Mr. Gladstone believed, as he said, that "it is liberty alone which fits men for liberty." He favored giving Ireland a central council of its own to carry on the government, but to withhold for a time the grant of a Parliament. A majority of his Cabinet, however, opposed this plan because it went too far, and it was not introduced in Parliament.

The next year (1886), Mr. Gladstone declared that he had become converted entirely to the cause of Home Rule. A portion of the Liberal party thereupon deserted him, and formed a Liberal Unionist party which acted with the Conservatives. Mr. Gladstone now tried, with the assistance of the Irish Party and of the Liberals who remained faithful to him, to pass a bill giving Ireland a Parliament of its own. The measure was defeated in the House of Commons, however, and for a time Gladstone ceased to be Prime Minister. When his party was again victorious at the elections, and he became Prime Minister for the fourth time, in 1892, he made a second attempt to pass a Home Rule bill. This time he was successful in the House of Commons, but the bill was defeated in the House of Lords.

Mr. Parnell, meanwhile, had become a party to a divorce scandal, and this divided and greatly weakened the Irish party. His death shortly afterward did not have the effect of healing these divisions. Mr. Gladstone retired from political life in 1894, after sixty-one years of service in Parliament; and in 1898 he died, at the age of eighty-nine. This also weakened the cause of Ireland.
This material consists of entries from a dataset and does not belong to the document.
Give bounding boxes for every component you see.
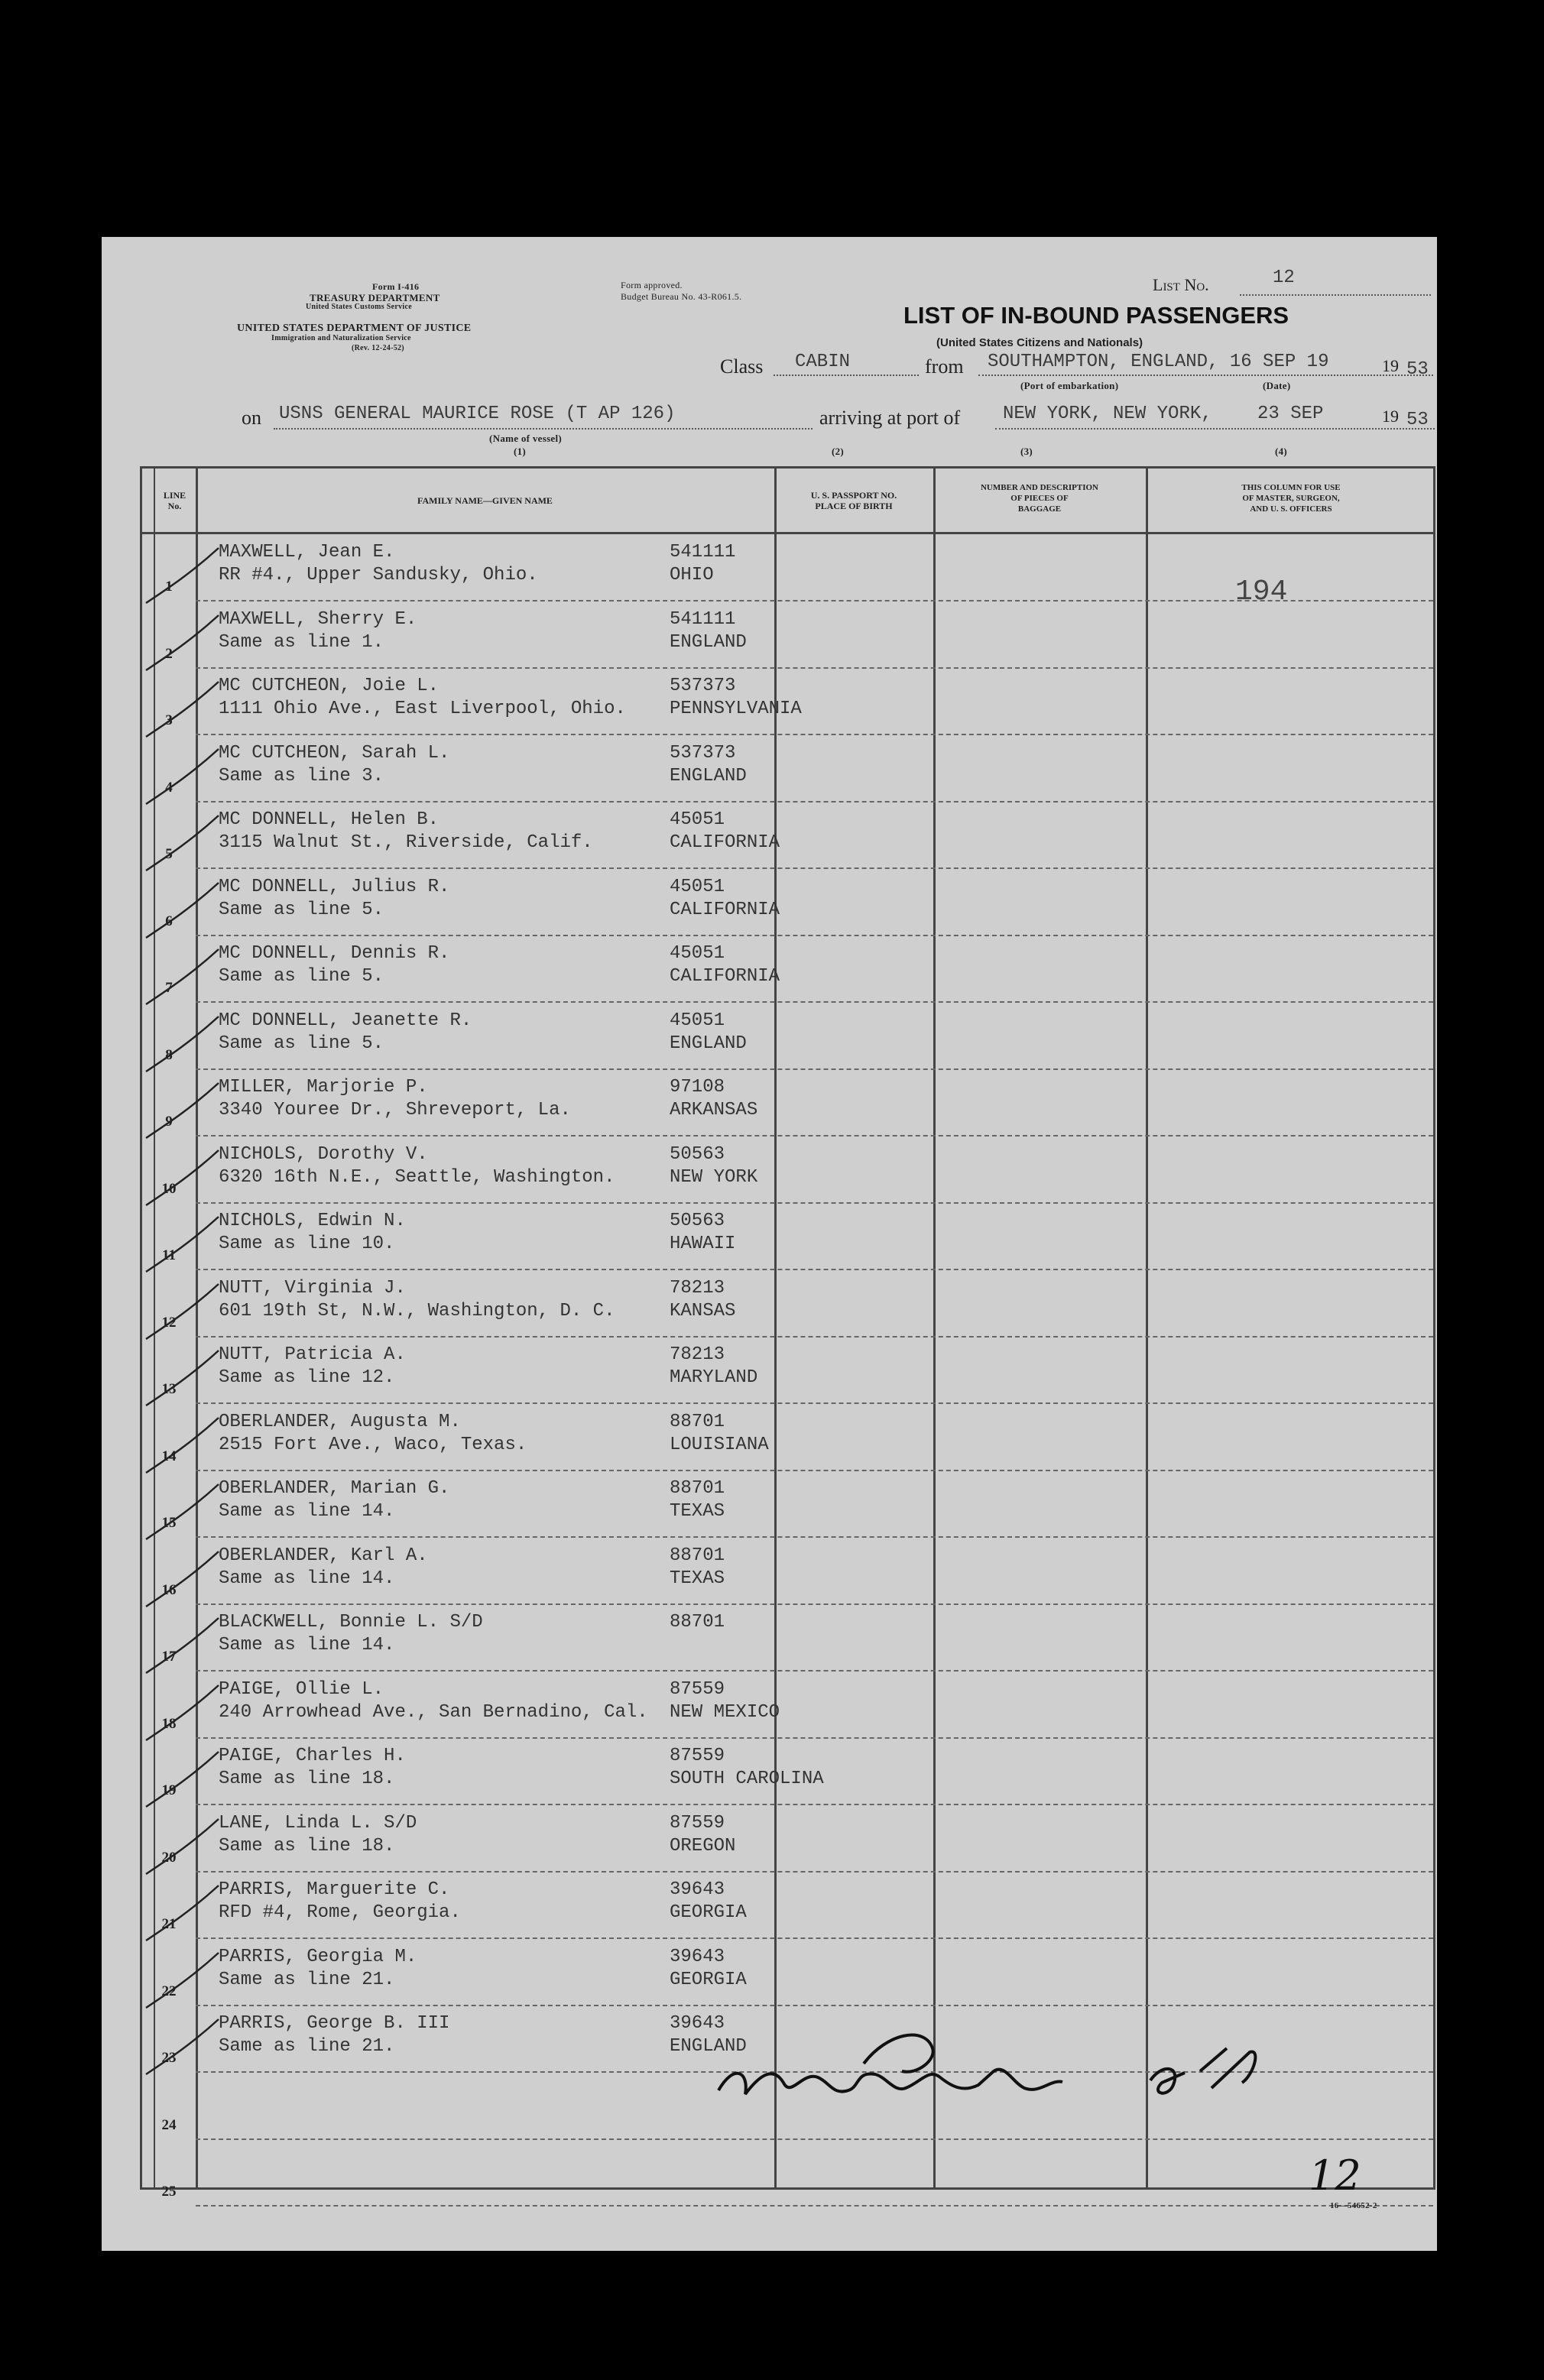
passenger-address: Same as line 14. (219, 1635, 395, 1655)
check-mark-icon (138, 542, 230, 611)
check-mark-icon (138, 676, 230, 744)
passport-number: 39643 (670, 1946, 725, 1967)
table-row (142, 1470, 1433, 1538)
passenger-address: 3115 Walnut St., Riverside, Calif. (219, 832, 593, 853)
table-row (142, 735, 1433, 803)
from-year-prefix: 19 (1382, 356, 1399, 375)
passenger-name: MC DONNELL, Helen B. (219, 809, 440, 830)
table-row (142, 869, 1433, 936)
arriving-label: arriving at port of (819, 407, 961, 429)
table-row (142, 601, 1433, 669)
passenger-name: MAXWELL, Sherry E. (219, 608, 417, 630)
passenger-name: PAIGE, Ollie L. (219, 1678, 384, 1700)
passport-number: 97108 (670, 1077, 725, 1098)
passenger-address: RR #4., Upper Sandusky, Ohio. (219, 565, 538, 585)
passport-number: 537373 (670, 676, 736, 696)
check-mark-icon (138, 809, 230, 878)
arrival-date: 23 SEP (1257, 404, 1324, 424)
col-header-officers (1146, 482, 1436, 514)
place-of-birth: HAWAII (670, 1234, 736, 1254)
passenger-address: Same as line 21. (219, 1969, 395, 1990)
from-label: from (925, 355, 964, 378)
table-row (142, 1337, 1433, 1404)
col-header-passport-2: PLACE OF BIRTH (815, 501, 893, 511)
place-of-birth: NEW YORK (670, 1166, 758, 1188)
table-row (142, 1604, 1433, 1672)
budget-bureau: Budget Bureau No. 43-R061.5. (621, 291, 742, 302)
place-of-birth: NEW MEXICO (670, 1701, 780, 1723)
check-mark-icon (138, 1144, 230, 1213)
passport-number: 45051 (670, 943, 725, 964)
check-mark-icon (138, 609, 230, 678)
place-of-birth: ENGLAND (670, 1033, 747, 1054)
check-mark-icon (138, 1879, 230, 1948)
vessel-name: USNS GENERAL MAURICE ROSE (T AP 126) (279, 404, 676, 424)
line-number: 15 (161, 1515, 177, 1531)
passenger-address: Same as line 1. (219, 631, 384, 653)
passenger-address: Same as line 18. (219, 1835, 395, 1856)
passenger-address: Same as line 5. (219, 1033, 384, 1054)
table-row (142, 1270, 1433, 1338)
passenger-name: MC DONNELL, Julius R. (219, 876, 450, 897)
passport-number: 541111 (670, 542, 736, 563)
passenger-address: Same as line 10. (219, 1234, 395, 1254)
passport-number: 50563 (670, 1211, 725, 1231)
table-row (142, 1939, 1433, 2006)
passport-number: 541111 (670, 608, 736, 630)
form-number: Form I-416 (372, 281, 420, 292)
class-line (774, 375, 919, 376)
row-separator (196, 2205, 1433, 2207)
class-value: CABIN (795, 352, 851, 372)
table-row (142, 935, 1433, 1003)
check-mark-icon (138, 943, 230, 1012)
passenger-address: Same as line 14. (219, 1501, 395, 1522)
place-of-birth: ARKANSAS (670, 1100, 758, 1120)
passenger-address: Same as line 21. (219, 2036, 395, 2057)
passenger-name: PAIGE, Charles H. (219, 1746, 406, 1766)
inspector-number-stamp: 194 (1235, 576, 1288, 608)
col-header-officers-2: OF MASTER, SURGEON, (1242, 494, 1340, 503)
line-number: 5 (165, 846, 173, 862)
table-row (142, 668, 1433, 735)
check-mark-icon (138, 877, 230, 945)
col-num-1: (1) (514, 446, 527, 457)
passenger-name: MAXWELL, Jean E. (219, 542, 395, 563)
line-number: 21 (161, 1916, 177, 1932)
place-of-birth: KANSAS (670, 1300, 736, 1321)
passport-number: 88701 (670, 1612, 725, 1633)
place-of-birth: TEXAS (670, 1568, 725, 1589)
col-header-baggage (933, 482, 1146, 514)
line-number: 9 (165, 1114, 173, 1130)
line-number: 16 (161, 1581, 177, 1598)
passport-number: 88701 (670, 1411, 725, 1432)
passenger-address: RFD #4, Rome, Georgia. (219, 1902, 461, 1923)
place-of-birth: CALIFORNIA (670, 832, 780, 853)
table-row (142, 1203, 1433, 1270)
arrival-port: NEW YORK, NEW YORK, (1003, 404, 1212, 424)
vessel-caption: (Name of vessel) (489, 433, 563, 444)
passenger-name: MC CUTCHEON, Joie L. (219, 676, 440, 696)
check-mark-icon (138, 1010, 230, 1079)
arrival-year: 53 (1406, 410, 1429, 430)
check-mark-icon (138, 1278, 230, 1347)
line-number: 10 (161, 1180, 177, 1197)
line-number: 23 (161, 2050, 177, 2066)
passenger-name: PARRIS, George B. III (219, 2013, 450, 2034)
line-number: 1 (165, 579, 173, 595)
col-header-line (154, 490, 196, 511)
col-header-baggage-3: BAGGAGE (1017, 504, 1062, 514)
table-row (142, 1069, 1433, 1136)
passport-number: 87559 (670, 1812, 725, 1834)
passenger-name: LANE, Linda L. S/D (219, 1812, 417, 1834)
check-mark-icon (138, 1813, 230, 1882)
passport-number: 45051 (670, 1010, 725, 1031)
check-mark-icon (138, 1679, 230, 1748)
passport-number: 88701 (670, 1478, 725, 1499)
place-of-birth: GEORGIA (670, 1902, 747, 1923)
col-header-line-1: LINE (163, 490, 187, 501)
line-number: 14 (161, 1448, 177, 1464)
passport-number: 39643 (670, 1879, 725, 1900)
passenger-name: OBERLANDER, Augusta M. (219, 1411, 461, 1432)
check-mark-icon (138, 1947, 230, 2015)
col-num-3: (3) (1020, 446, 1033, 457)
line-number: 19 (161, 1782, 177, 1798)
line-number: 12 (161, 1314, 177, 1331)
date-caption: (Date) (1263, 380, 1291, 391)
place-of-birth: OHIO (670, 565, 714, 585)
table-row (142, 1872, 1433, 1939)
passenger-address: Same as line 14. (219, 1568, 395, 1589)
passenger-name: NICHOLS, Edwin N. (219, 1211, 406, 1231)
embarkation-value: SOUTHAMPTON, ENGLAND, 16 SEP 19 (988, 352, 1329, 372)
passenger-name: BLACKWELL, Bonnie L. S/D (219, 1612, 483, 1633)
check-mark-icon (138, 1478, 230, 1547)
line-number: 3 (165, 712, 173, 728)
arrival-line (995, 428, 1435, 430)
table-row (142, 802, 1433, 869)
passenger-address: Same as line 12. (219, 1367, 395, 1388)
line-number: 22 (161, 1983, 177, 1999)
signature-image (703, 2018, 1361, 2117)
place-of-birth: GEORGIA (670, 1969, 747, 1990)
port-embarkation-caption: (Port of embarkation) (1020, 380, 1119, 391)
passenger-name: MC DONNELL, Jeanette R. (219, 1010, 472, 1031)
passenger-name: NICHOLS, Dorothy V. (219, 1143, 428, 1165)
customs-service: United States Customs Service (306, 303, 412, 311)
form-approved: Form approved. (621, 280, 683, 290)
check-mark-icon (138, 743, 230, 812)
passenger-address: Same as line 5. (219, 966, 384, 987)
from-line (978, 375, 1433, 376)
list-no-line (1240, 294, 1431, 296)
passenger-address: 601 19th St, N.W., Washington, D. C. (219, 1300, 615, 1321)
line-number: 18 (161, 1715, 177, 1732)
col-header-name: FAMILY NAME—GIVEN NAME (417, 495, 553, 506)
place-of-birth: ENGLAND (670, 631, 747, 653)
passenger-address: Same as line 3. (219, 765, 384, 786)
passport-number: 45051 (670, 809, 725, 830)
passenger-name: MC CUTCHEON, Sarah L. (219, 742, 450, 764)
passenger-address: Same as line 18. (219, 1769, 395, 1789)
check-mark-icon (138, 1211, 230, 1279)
passport-number: 39643 (670, 2013, 725, 2034)
treasury-dept: TREASURY DEPARTMENT (310, 292, 440, 303)
check-mark-icon (138, 1344, 230, 1413)
line-number: 17 (161, 1649, 177, 1665)
handwritten-page-number: 12 (1309, 2151, 1361, 2200)
place-of-birth: TEXAS (670, 1501, 725, 1522)
from-year: 53 (1406, 359, 1429, 380)
page-title: LIST OF IN-BOUND PASSENGERS (903, 302, 1289, 329)
check-mark-icon (138, 1612, 230, 1681)
place-of-birth: CALIFORNIA (670, 966, 780, 987)
passenger-address: 240 Arrowhead Ave., San Bernadino, Cal. (219, 1701, 648, 1723)
line-number: 25 (161, 2184, 177, 2200)
col-num-4: (4) (1275, 446, 1288, 457)
col-header-officers-3: AND U. S. OFFICERS (1250, 504, 1332, 514)
line-number: 24 (161, 2116, 177, 2133)
place-of-birth: MARYLAND (670, 1367, 758, 1388)
line-number: 20 (161, 1849, 177, 1866)
line-number: 13 (161, 1381, 177, 1397)
table-row (142, 1136, 1433, 1204)
page-subtitle: (United States Citizens and Nationals) (936, 336, 1143, 349)
line-number: 6 (165, 913, 173, 929)
table-row (142, 1404, 1433, 1471)
table-row (142, 2139, 1433, 2207)
col-header-baggage-1: NUMBER AND DESCRIPTION (980, 483, 1099, 492)
passenger-name: PARRIS, Marguerite C. (219, 1879, 450, 1900)
check-mark-icon (138, 1412, 230, 1480)
passenger-address: 3340 Youree Dr., Shreveport, La. (219, 1100, 571, 1120)
revision-date: (Rev. 12-24-52) (352, 344, 404, 352)
place-of-birth: ENGLAND (670, 765, 747, 786)
table-row (142, 1672, 1433, 1739)
passenger-name: NUTT, Virginia J. (219, 1277, 406, 1299)
passport-number: 87559 (670, 1746, 725, 1766)
passport-number: 87559 (670, 1678, 725, 1700)
passport-number: 78213 (670, 1344, 725, 1365)
passport-number: 45051 (670, 876, 725, 897)
passenger-name: MC DONNELL, Dennis R. (219, 943, 450, 964)
passenger-address: 6320 16th N.E., Seattle, Washington. (219, 1166, 615, 1188)
check-mark-icon (138, 2013, 230, 2082)
table-row (142, 1003, 1433, 1070)
col-header-line-2: No. (167, 501, 182, 511)
line-number: 4 (165, 779, 173, 796)
ins-service: Immigration and Naturalization Service (271, 334, 411, 342)
col-num-2: (2) (832, 446, 845, 457)
passenger-address: 1111 Ohio Ave., East Liverpool, Ohio. (219, 699, 626, 719)
place-of-birth: ENGLAND (670, 2036, 747, 2057)
check-mark-icon (138, 1077, 230, 1146)
table-row (142, 1805, 1433, 1873)
place-of-birth: OREGON (670, 1835, 736, 1856)
place-of-birth: SOUTH CAROLINA (670, 1769, 824, 1789)
passenger-address: Same as line 5. (219, 899, 384, 920)
on-label: on (242, 407, 261, 429)
passenger-address: 2515 Fort Ave., Waco, Texas. (219, 1434, 527, 1455)
col-header-officers-1: THIS COLUMN FOR USE (1241, 483, 1341, 492)
table-row (142, 1538, 1433, 1605)
place-of-birth: PENNSYLVANIA (670, 699, 802, 719)
passport-number: 50563 (670, 1143, 725, 1165)
passport-number: 537373 (670, 742, 736, 764)
passenger-name: OBERLANDER, Karl A. (219, 1545, 428, 1566)
list-no-label: List No. (1153, 275, 1209, 294)
col-header-passport (774, 490, 933, 511)
class-label: Class (720, 355, 764, 378)
table-row (142, 1738, 1433, 1805)
line-number: 2 (165, 645, 173, 662)
list-no-value: 12 (1273, 268, 1295, 288)
footer-code: 16—54652-2 (1330, 2201, 1377, 2210)
passenger-name: OBERLANDER, Marian G. (219, 1478, 450, 1499)
line-number: 7 (165, 980, 173, 996)
justice-dept: UNITED STATES DEPARTMENT OF JUSTICE (237, 323, 472, 334)
passport-number: 88701 (670, 1545, 725, 1566)
col-header-baggage-2: OF PIECES OF (1010, 494, 1069, 503)
check-mark-icon (138, 1545, 230, 1614)
place-of-birth: LOUISIANA (670, 1434, 769, 1455)
passenger-name: MILLER, Marjorie P. (219, 1077, 428, 1098)
passenger-name: NUTT, Patricia A. (219, 1344, 406, 1365)
passport-number: 78213 (670, 1277, 725, 1299)
place-of-birth: CALIFORNIA (670, 899, 780, 920)
check-mark-icon (138, 1746, 230, 1814)
vessel-line (274, 428, 813, 430)
passenger-name: PARRIS, Georgia M. (219, 1946, 417, 1967)
col-header-passport-1: U. S. PASSPORT NO. (810, 490, 897, 501)
passenger-table (140, 466, 1435, 2200)
line-number: 8 (165, 1046, 173, 1063)
arrival-year-prefix: 19 (1382, 407, 1399, 426)
line-number: 11 (162, 1247, 176, 1263)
But the demand for Home Rule still continues. The Irish party, which is now once more reunited, declares that no government for Ireland will be satisfactory to them which does not include a Parliament able to make laws for Ireland, and also ministers for Ireland who shall be responsible to their own Parliament. The English liberals now favor a policy of "Home Rule by installments," or giving to Ireland, little by little, the right to manage it's own affairs. Time alone can tell whether the movement will continue until Ireland, like Canada, has a Parliament of its own; or whether, when the land question is fully settled, and further improvements have been made in local government, Ireland, like Scotland, will be proud to send her representatives to the central Parliament for the whole British Empire, and leave to it the right of making laws for Ireland which it now possesses.